The Pathfinder NTSC DVD offers an acceptable but far from outstanding standards conversion transfer. Arrow's UK PAL DVD does offer a better transfer in a slightly cropped widescreen ratio, but contains no extras.



3 out of 5 starsWhere's the suspense?
Right away you know the killer and the explanation for his crimes, so it is all very predictable.



4 out of 5 starsInevitably, Bad Things Happen
Helene Daville (Stephane Audran) is the school mistress in Tremolat, a quiet village in the Perigord region of France. She's a confident, attractive woman who had a love affair ten years ago and who now has no desire to become enmeshed again. Popaul Thomas (Jean Yanne) is the village butcher. He spent 15 years in the army serving in Indochina and Algeria. He's seen things he doesn't care to talk about. At a wedding they meet and become friends. He is strongly attracted to her, and brings her presents of choice cuts of meat. She likes him, even cares for him in a way, but resists anything more intimate. Then young women are found butchered in the region.
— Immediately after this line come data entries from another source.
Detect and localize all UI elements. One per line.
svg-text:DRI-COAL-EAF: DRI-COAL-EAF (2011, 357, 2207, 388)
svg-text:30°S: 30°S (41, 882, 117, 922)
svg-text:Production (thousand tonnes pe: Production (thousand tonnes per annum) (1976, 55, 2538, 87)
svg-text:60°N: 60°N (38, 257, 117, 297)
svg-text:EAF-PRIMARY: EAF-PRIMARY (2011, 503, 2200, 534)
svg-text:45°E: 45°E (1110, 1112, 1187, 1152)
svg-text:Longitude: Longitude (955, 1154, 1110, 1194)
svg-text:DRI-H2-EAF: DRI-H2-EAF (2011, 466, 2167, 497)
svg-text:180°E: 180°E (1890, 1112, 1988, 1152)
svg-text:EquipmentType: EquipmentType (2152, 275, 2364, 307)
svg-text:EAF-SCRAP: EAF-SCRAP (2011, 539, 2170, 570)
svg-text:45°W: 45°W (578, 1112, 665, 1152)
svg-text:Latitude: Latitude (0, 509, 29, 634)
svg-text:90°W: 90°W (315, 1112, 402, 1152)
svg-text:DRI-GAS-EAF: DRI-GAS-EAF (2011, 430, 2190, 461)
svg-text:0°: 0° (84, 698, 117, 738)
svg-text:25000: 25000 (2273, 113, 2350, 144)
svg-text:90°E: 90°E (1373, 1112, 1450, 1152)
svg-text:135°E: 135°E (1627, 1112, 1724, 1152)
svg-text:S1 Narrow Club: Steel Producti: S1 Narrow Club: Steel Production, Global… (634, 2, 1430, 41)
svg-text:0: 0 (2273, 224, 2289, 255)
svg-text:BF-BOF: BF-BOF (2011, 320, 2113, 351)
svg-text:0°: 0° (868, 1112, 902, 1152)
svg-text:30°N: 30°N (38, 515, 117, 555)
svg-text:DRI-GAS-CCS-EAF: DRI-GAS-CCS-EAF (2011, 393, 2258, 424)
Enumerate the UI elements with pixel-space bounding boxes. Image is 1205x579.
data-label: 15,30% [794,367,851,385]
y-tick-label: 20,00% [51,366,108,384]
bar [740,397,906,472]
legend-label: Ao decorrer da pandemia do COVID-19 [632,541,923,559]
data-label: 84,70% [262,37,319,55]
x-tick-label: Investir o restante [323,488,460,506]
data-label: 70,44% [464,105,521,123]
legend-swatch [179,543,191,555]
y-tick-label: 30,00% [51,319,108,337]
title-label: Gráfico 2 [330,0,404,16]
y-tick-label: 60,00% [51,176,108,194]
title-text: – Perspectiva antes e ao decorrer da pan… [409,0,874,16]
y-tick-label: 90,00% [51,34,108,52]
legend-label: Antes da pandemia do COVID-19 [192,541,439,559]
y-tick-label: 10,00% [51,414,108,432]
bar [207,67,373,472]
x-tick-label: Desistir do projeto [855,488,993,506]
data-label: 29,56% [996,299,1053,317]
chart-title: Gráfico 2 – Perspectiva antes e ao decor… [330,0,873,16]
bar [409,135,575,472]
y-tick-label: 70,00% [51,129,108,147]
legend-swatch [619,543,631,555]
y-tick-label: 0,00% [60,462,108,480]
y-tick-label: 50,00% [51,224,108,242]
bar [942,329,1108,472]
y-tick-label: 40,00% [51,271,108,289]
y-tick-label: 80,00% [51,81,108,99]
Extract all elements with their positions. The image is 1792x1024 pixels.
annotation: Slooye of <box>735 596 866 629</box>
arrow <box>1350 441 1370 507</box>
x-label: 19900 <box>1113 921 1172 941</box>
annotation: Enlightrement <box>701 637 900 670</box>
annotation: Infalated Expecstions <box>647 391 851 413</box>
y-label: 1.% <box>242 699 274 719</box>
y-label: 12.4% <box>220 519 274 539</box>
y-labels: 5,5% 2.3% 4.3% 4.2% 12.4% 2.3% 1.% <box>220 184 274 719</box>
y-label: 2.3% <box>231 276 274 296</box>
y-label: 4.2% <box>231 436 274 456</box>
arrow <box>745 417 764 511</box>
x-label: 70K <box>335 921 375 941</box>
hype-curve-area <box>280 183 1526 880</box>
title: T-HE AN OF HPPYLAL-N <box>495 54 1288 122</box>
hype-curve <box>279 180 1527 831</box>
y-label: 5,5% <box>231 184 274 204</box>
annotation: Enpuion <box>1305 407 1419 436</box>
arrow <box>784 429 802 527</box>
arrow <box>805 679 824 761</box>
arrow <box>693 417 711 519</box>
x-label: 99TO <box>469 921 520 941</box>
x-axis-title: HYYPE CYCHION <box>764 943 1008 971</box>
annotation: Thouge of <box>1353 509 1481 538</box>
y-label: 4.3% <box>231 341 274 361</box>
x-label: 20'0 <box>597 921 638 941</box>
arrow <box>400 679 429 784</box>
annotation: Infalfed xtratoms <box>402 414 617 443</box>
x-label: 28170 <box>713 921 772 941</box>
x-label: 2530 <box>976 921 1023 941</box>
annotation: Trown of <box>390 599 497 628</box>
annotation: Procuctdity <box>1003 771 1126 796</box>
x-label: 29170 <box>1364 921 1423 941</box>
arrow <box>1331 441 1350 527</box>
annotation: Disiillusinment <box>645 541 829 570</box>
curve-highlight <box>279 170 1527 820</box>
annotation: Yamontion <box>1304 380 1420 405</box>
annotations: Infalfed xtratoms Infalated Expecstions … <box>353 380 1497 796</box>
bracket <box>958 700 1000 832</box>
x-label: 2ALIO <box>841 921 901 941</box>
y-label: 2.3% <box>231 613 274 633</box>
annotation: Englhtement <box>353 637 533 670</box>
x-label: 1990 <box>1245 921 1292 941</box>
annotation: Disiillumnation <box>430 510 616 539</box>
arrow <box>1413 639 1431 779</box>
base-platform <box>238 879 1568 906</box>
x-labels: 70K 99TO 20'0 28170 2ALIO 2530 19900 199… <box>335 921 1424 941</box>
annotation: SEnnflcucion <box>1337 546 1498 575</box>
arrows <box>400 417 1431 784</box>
This really isn't a mystery movie and it isn't a tedious psychological drama. The way in which these two people are drawn to each other is at once curious and intriguing. Is Helene a woman who will put herself in danger because she is able to feel so few other things? Is Popaul simply a man who wants more than he has or is he a serial murderer? If he is a murderer, on what levels is he guilty? How deep are the feelings and complexities within Helene as, at one point, she keeps hidden a piece of evidence that could point to the murderer?

I found the movie consistently involving but not one that had me either guessing or emotionally engaged. Audran and Yanne both give outstanding performances. Audran's character seems cool and in control, but she unexpectedly shows deeper feelings, especially when she is dealing with the students in her charge. Yanne looks a little like 80 per cent Mel Gibson and 20 per cent Andy Kaufman. Popaul comes across as an entirely competent man, able to handle whatever might come his way. But at the same time there is a wounded vulnerability about him that can create uneasy feelings. And for old car fans, Helene Daville drives a Citroen 2CV, a model no longer made. It was the French equivalent of the old VW, cheap to buy, reliable, and easy to fix if anything went wrong. It's so ugly a car it has great style.

I thought the movie was involving and well worth watching. The DVD transfer, while not bad, could have used some work.